BEYROUTH, 24 juillet 2010 (AFP)
Les organisateurs de l’expédition de deux bateaux libanais d’aide pour Gaza ont assuré samedi que les préparatifs progressaient, précisant toutefois que le départ n’était pas prévu avant « des semaines ». « Les préparatifs ont avancé », a affirmé à l’AFP l’un des organisateurs du voyage du bateau « Julia », sous le couvert de l’anonymat.

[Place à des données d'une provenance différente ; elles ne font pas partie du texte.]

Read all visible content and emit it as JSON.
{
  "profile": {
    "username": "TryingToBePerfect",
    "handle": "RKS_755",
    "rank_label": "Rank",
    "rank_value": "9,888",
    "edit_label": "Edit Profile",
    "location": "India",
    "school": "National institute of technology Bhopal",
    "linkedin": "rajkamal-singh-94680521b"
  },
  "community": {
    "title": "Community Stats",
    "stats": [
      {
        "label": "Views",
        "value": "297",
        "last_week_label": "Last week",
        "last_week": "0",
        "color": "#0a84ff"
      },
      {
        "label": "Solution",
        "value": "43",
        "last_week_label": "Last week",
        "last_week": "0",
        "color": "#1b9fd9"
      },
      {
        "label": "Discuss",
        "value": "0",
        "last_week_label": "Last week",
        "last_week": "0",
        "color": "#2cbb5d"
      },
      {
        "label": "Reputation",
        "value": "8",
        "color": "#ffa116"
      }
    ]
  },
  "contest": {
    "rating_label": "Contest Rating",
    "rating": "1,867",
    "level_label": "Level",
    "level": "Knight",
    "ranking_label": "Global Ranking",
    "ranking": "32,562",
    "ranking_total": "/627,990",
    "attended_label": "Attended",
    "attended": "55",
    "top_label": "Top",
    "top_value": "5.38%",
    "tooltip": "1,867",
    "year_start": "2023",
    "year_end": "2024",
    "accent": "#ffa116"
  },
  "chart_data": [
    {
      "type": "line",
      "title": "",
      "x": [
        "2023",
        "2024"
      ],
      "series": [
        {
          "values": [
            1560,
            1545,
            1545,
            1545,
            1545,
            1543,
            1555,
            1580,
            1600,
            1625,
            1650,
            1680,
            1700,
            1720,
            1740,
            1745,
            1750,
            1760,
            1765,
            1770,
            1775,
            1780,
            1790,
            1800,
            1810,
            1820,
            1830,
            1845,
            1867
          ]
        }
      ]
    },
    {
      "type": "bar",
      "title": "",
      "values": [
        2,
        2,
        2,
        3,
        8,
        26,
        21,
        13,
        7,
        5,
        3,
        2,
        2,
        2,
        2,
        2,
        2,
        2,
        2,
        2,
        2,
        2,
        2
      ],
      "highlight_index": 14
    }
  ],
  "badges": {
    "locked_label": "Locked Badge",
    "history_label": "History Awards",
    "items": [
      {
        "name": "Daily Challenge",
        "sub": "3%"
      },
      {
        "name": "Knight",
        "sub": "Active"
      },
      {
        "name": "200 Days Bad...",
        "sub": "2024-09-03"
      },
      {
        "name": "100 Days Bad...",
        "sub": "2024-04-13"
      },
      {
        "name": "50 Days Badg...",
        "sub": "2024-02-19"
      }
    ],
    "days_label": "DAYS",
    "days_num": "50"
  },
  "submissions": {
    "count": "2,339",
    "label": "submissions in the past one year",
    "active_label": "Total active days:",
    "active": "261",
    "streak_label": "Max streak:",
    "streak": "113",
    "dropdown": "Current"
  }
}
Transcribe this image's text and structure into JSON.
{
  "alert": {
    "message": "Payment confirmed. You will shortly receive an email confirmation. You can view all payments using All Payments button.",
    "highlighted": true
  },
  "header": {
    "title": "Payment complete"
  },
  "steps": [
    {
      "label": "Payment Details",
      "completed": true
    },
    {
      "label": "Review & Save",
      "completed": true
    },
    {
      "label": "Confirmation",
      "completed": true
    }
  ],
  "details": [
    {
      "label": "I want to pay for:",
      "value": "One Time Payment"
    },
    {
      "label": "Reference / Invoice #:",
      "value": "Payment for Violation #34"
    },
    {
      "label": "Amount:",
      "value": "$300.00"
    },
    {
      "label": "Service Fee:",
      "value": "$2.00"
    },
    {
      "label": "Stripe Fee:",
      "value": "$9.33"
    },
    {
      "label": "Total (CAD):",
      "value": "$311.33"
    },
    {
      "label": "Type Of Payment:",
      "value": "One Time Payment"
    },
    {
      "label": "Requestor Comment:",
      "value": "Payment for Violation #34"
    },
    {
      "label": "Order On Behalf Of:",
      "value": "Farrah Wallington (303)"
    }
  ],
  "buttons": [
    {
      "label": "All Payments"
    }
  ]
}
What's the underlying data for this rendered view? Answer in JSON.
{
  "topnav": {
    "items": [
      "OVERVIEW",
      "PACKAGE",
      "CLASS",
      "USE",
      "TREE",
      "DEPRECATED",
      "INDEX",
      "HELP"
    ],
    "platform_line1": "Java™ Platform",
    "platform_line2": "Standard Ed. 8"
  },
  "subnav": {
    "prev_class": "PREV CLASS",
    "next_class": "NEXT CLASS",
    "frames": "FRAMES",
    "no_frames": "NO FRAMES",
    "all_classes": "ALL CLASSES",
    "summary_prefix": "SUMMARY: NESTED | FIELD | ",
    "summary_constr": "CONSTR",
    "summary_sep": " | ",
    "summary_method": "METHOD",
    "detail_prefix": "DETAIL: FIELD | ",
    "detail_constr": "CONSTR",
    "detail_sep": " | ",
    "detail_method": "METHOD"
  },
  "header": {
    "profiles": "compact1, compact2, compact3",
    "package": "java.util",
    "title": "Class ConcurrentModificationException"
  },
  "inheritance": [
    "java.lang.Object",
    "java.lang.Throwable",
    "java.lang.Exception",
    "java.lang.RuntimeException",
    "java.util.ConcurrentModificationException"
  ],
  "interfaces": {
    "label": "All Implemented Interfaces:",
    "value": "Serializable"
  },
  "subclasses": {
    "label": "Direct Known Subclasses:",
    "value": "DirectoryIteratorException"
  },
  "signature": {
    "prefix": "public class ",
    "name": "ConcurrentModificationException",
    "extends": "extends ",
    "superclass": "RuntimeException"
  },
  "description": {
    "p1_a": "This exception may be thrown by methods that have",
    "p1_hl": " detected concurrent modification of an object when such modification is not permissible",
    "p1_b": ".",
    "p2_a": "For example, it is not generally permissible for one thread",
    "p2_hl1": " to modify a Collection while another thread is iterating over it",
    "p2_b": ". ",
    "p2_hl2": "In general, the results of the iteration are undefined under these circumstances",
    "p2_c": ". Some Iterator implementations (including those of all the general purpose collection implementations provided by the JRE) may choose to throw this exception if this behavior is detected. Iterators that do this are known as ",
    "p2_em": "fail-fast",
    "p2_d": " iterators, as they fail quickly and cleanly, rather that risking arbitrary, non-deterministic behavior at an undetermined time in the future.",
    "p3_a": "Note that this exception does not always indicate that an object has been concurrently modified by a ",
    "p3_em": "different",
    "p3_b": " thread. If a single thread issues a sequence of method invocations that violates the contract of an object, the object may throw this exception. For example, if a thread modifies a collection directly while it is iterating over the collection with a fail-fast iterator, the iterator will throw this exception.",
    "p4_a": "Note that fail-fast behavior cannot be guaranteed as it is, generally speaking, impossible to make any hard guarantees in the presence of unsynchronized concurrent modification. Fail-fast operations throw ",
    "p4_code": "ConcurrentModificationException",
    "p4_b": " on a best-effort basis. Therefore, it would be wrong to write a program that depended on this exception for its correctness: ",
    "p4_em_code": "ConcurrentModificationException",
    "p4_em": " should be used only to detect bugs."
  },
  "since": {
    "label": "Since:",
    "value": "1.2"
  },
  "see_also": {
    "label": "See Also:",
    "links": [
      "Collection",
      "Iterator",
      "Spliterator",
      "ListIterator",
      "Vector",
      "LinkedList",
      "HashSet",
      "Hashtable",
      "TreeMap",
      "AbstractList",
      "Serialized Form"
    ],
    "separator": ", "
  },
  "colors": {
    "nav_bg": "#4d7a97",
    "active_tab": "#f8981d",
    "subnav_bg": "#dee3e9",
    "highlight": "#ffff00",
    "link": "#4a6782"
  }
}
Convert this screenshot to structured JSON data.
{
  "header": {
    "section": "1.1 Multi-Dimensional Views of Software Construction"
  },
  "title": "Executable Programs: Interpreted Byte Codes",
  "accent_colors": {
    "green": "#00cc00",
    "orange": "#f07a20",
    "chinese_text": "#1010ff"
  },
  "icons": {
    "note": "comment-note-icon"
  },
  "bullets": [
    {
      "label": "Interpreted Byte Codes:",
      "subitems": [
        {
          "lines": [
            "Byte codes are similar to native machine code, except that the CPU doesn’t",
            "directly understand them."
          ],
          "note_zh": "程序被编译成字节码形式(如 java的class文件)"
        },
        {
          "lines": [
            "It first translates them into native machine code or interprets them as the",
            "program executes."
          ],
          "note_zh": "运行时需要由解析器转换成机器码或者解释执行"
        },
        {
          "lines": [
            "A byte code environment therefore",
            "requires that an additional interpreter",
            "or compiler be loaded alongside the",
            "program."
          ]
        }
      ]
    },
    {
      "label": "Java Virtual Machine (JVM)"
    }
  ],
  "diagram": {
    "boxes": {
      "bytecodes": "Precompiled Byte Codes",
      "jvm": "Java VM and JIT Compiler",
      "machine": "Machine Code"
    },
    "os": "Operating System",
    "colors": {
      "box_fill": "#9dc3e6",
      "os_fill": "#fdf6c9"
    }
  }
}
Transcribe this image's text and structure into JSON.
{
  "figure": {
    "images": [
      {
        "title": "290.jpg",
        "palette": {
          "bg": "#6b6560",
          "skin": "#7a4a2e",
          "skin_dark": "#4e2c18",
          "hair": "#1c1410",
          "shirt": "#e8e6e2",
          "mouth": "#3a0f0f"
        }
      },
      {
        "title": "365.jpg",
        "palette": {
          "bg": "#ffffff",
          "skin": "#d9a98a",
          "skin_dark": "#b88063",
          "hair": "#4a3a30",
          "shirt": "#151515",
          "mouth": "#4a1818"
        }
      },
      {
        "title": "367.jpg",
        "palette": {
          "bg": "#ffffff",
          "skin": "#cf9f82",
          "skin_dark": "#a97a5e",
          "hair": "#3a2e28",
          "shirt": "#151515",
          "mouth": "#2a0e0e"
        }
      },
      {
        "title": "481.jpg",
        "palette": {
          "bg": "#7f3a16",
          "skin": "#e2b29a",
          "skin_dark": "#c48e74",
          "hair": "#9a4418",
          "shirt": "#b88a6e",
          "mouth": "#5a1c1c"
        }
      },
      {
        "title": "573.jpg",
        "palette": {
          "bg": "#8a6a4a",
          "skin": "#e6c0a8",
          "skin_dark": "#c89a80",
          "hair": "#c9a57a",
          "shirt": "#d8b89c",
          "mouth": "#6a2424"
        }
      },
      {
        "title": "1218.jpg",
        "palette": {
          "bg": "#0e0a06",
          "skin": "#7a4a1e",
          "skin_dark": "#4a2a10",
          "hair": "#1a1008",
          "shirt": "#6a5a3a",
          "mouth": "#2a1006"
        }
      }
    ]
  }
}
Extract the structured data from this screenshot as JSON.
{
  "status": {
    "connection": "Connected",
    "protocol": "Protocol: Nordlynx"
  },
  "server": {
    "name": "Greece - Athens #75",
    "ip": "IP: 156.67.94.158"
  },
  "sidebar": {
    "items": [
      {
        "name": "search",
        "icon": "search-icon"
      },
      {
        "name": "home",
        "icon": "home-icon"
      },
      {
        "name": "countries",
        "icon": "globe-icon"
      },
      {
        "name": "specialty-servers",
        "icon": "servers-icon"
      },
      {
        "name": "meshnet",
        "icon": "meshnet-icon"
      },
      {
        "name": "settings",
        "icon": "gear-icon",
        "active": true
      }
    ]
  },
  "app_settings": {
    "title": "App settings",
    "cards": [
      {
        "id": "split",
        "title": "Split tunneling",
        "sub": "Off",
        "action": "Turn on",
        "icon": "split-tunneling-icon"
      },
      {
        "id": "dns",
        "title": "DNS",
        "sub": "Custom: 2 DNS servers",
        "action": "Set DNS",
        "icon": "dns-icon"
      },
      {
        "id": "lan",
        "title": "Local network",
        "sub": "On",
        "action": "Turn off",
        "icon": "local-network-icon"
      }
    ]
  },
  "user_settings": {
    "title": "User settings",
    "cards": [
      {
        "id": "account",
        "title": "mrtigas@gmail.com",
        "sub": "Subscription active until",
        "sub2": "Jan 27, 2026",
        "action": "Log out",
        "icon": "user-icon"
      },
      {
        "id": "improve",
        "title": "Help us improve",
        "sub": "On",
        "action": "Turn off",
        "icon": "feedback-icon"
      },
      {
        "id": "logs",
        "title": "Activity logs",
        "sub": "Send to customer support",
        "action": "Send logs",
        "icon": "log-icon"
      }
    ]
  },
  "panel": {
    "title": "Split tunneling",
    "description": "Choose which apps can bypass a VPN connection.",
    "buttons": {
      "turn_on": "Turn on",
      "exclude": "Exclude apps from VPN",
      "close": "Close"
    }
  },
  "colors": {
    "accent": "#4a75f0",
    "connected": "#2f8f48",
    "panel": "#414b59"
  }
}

« Le départ n’est pas prévu avant des semaines », a-t-il précisé, évoquant des « obstacles d’ordre technique ». « Ce n’est pas pour demain ou dans deux jours », a-t-il encore dit.
De son côté, la porte-parole de la seconde expédition baptisée « Jouneh star », Rima Farah, a affirmé à l’AFP que les préparatifs « se poursuivaient ». « Nous n’avons pas peur des menaces israéliennes », a-t-elle déclaré, précisant que le « Jouneh star » avait accosté mardi au port de Tripoli (nord).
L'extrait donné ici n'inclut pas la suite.